South Korea Proposes Banning the Main Reason to Use Cryptocurrency

By

Amid a global bitcoin obsession that has everyone asking “So, what is bitcoin?”, South Korea — which has been particularly seized by bitcoin mania — is looking at measures to regulate cryptocurrency, including considering whether or not the country should shut down their exchanges. According to The Wall Street Journal, the government warned that bitcoin and its ilk are “vulnerable to the damage from investment fraud or hacking attacks on the exchanges.”

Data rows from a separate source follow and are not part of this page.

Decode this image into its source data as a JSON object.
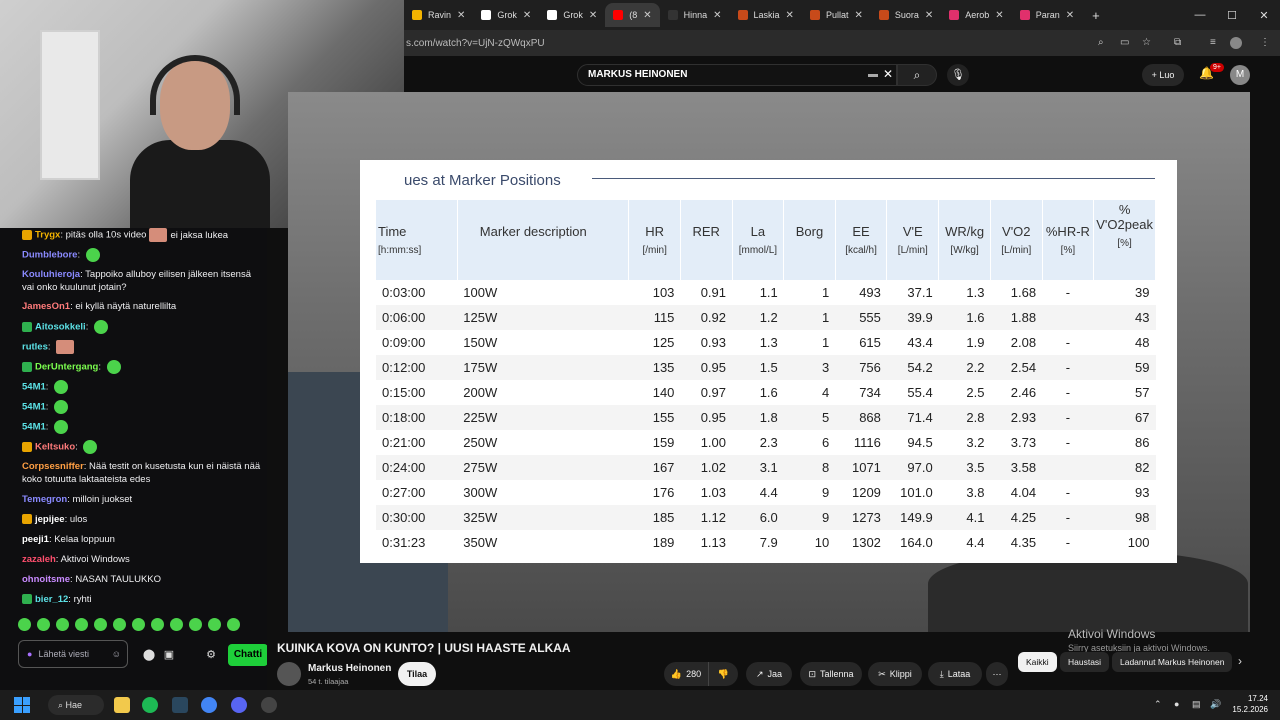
{
  "browser": {
    "tabs": [
      {
        "label": "Ravin",
        "color": "#f4b400"
      },
      {
        "label": "Grok",
        "color": "#ffffff"
      },
      {
        "label": "Grok",
        "color": "#ffffff"
      },
      {
        "label": "(8",
        "color": "#ff0000",
        "active": true
      },
      {
        "label": "Hinna",
        "color": "#333333"
      },
      {
        "label": "Laskia",
        "color": "#c84a1a"
      },
      {
        "label": "Pullat",
        "color": "#c84a1a"
      },
      {
        "label": "Suora",
        "color": "#c84a1a"
      },
      {
        "label": "Aerob",
        "color": "#e1306c"
      },
      {
        "label": "Paran",
        "color": "#e1306c"
      }
    ],
    "url": "s.com/watch?v=UjN-zQWqxPU"
  },
  "youtube": {
    "search_query": "MARKUS HEINONEN",
    "create_label": "Luo",
    "notif_count": "9+",
    "avatar_letter": "M",
    "video_title": "KUINKA KOVA ON KUNTO? | UUSI HAASTE ALKAA",
    "channel_name": "Markus Heinonen",
    "channel_subs": "54 t. tilaajaa",
    "subscribe_label": "Tilaa",
    "like_count": "280",
    "share_label": "Jaa",
    "save_label": "Tallenna",
    "clip_label": "Klippi",
    "download_label": "Lataa",
    "chips": [
      "Kaikki",
      "Haustasi",
      "Ladannut Markus Heinonen"
    ],
    "watermark_title": "Aktivoi Windows",
    "watermark_sub": "Siirry asetuksiin ja aktivoi Windows."
  },
  "table": {
    "title": "ues at Marker Positions",
    "headers": [
      {
        "name": "Time",
        "unit": "[h:mm:ss]"
      },
      {
        "name": "Marker description",
        "unit": ""
      },
      {
        "name": "HR",
        "unit": "[/min]"
      },
      {
        "name": "RER",
        "unit": ""
      },
      {
        "name": "La",
        "unit": "[mmol/L]"
      },
      {
        "name": "Borg",
        "unit": ""
      },
      {
        "name": "EE",
        "unit": "[kcal/h]"
      },
      {
        "name": "V'E",
        "unit": "[L/min]"
      },
      {
        "name": "WR/kg",
        "unit": "[W/kg]"
      },
      {
        "name": "V'O2",
        "unit": "[L/min]"
      },
      {
        "name": "%HR-R",
        "unit": "[%]"
      },
      {
        "name": "% V'O2peak",
        "unit": "[%]"
      }
    ],
    "rows": [
      [
        "0:03:00",
        "100W",
        "103",
        "0.91",
        "1.1",
        "1",
        "493",
        "37.1",
        "1.3",
        "1.68",
        "-",
        "39"
      ],
      [
        "0:06:00",
        "125W",
        "115",
        "0.92",
        "1.2",
        "1",
        "555",
        "39.9",
        "1.6",
        "1.88",
        "",
        "43"
      ],
      [
        "0:09:00",
        "150W",
        "125",
        "0.93",
        "1.3",
        "1",
        "615",
        "43.4",
        "1.9",
        "2.08",
        "-",
        "48"
      ],
      [
        "0:12:00",
        "175W",
        "135",
        "0.95",
        "1.5",
        "3",
        "756",
        "54.2",
        "2.2",
        "2.54",
        "-",
        "59"
      ],
      [
        "0:15:00",
        "200W",
        "140",
        "0.97",
        "1.6",
        "4",
        "734",
        "55.4",
        "2.5",
        "2.46",
        "-",
        "57"
      ],
      [
        "0:18:00",
        "225W",
        "155",
        "0.95",
        "1.8",
        "5",
        "868",
        "71.4",
        "2.8",
        "2.93",
        "-",
        "67"
      ],
      [
        "0:21:00",
        "250W",
        "159",
        "1.00",
        "2.3",
        "6",
        "1116",
        "94.5",
        "3.2",
        "3.73",
        "-",
        "86"
      ],
      [
        "0:24:00",
        "275W",
        "167",
        "1.02",
        "3.1",
        "8",
        "1071",
        "97.0",
        "3.5",
        "3.58",
        "",
        "82"
      ],
      [
        "0:27:00",
        "300W",
        "176",
        "1.03",
        "4.4",
        "9",
        "1209",
        "101.0",
        "3.8",
        "4.04",
        "-",
        "93"
      ],
      [
        "0:30:00",
        "325W",
        "185",
        "1.12",
        "6.0",
        "9",
        "1273",
        "149.9",
        "4.1",
        "4.25",
        "-",
        "98"
      ],
      [
        "0:31:23",
        "350W",
        "189",
        "1.13",
        "7.9",
        "10",
        "1302",
        "164.0",
        "4.4",
        "4.35",
        "-",
        "100"
      ]
    ]
  },
  "chat": {
    "messages": [
      {
        "user": "Trygx",
        "color": "#f4b400",
        "text": "pitäs olla 10s video",
        "after": "ei jaksa lukea",
        "badge": "gold"
      },
      {
        "user": "Dumblebore",
        "color": "#8a8aff",
        "text": ""
      },
      {
        "user": "Kouluhieroja",
        "color": "#8a8aff",
        "text": "Tappoiko alluboy eilisen jälkeen itsensä vai onko kuulunut jotain?"
      },
      {
        "user": "JamesOn1",
        "color": "#ff7b7b",
        "text": "ei kyllä näytä naturellilta"
      },
      {
        "user": "Aitosokkeli",
        "color": "#5ce1e6",
        "text": "",
        "badge": "green"
      },
      {
        "user": "rutles",
        "color": "#5ce1e6",
        "text": ""
      },
      {
        "user": "DerUntergang",
        "color": "#7cff4f",
        "text": "",
        "badge": "green"
      },
      {
        "user": "54M1",
        "color": "#5ce1e6",
        "text": ""
      },
      {
        "user": "54M1",
        "color": "#5ce1e6",
        "text": ""
      },
      {
        "user": "54M1",
        "color": "#5ce1e6",
        "text": ""
      },
      {
        "user": "Keltsuko",
        "color": "#ff7b7b",
        "text": "",
        "badge": "gold"
      },
      {
        "user": "Corpsesniffer",
        "color": "#ff9f43",
        "text": "Nää testit on kusetusta kun ei näistä nää koko totuutta laktaateista edes"
      },
      {
        "user": "Temegron",
        "color": "#8a8aff",
        "text": "milloin juokset"
      },
      {
        "user": "jepijee",
        "color": "#ffffff",
        "text": "ulos",
        "badge": "gold"
      },
      {
        "user": "peeji1",
        "color": "#ffffff",
        "text": "Kelaa loppuun"
      },
      {
        "user": "zazaleh",
        "color": "#ff4f6e",
        "text": "Aktivoi Windows"
      },
      {
        "user": "ohnoitsme",
        "color": "#c98bff",
        "text": "NASAN TAULUKKO"
      },
      {
        "user": "bier_12",
        "color": "#5ce1e6",
        "text": "ryhti",
        "badge": "green"
      }
    ],
    "input_placeholder": "Lähetä viesti",
    "chat_button": "Chatti"
  },
  "taskbar": {
    "search_label": "Hae",
    "time": "17.24",
    "date": "15.2.2026"
  }
}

Another measure appearing in proposed legislation for curbing bitcoin volatility is a ban on anonymous trading of the digital currency. This, if you didn’t already know, obviates pretty much the entire point of bitcoin — a decentralized, anonymous form of currency. Among other concerns, unmasking bitcoin traders would open up owners to taxation, a significant concern now that bitcoin has increased in value exponentially. Last month in the U.S., the Internal Revenue Service received court permission to procure data on more than 14,000 users from an exchange called Coinbase. According to the Verge, all of those users had in common the fact that they had “bought, sold, sent, or received more than $20,000 through their accounts in a single year between 2013 and 2015.”

At a press conference yesterday, Choe Heung-sik, governor of the Financial Supervisory Service, told reporters, “I bet the bubble in bitcoin will burst later.”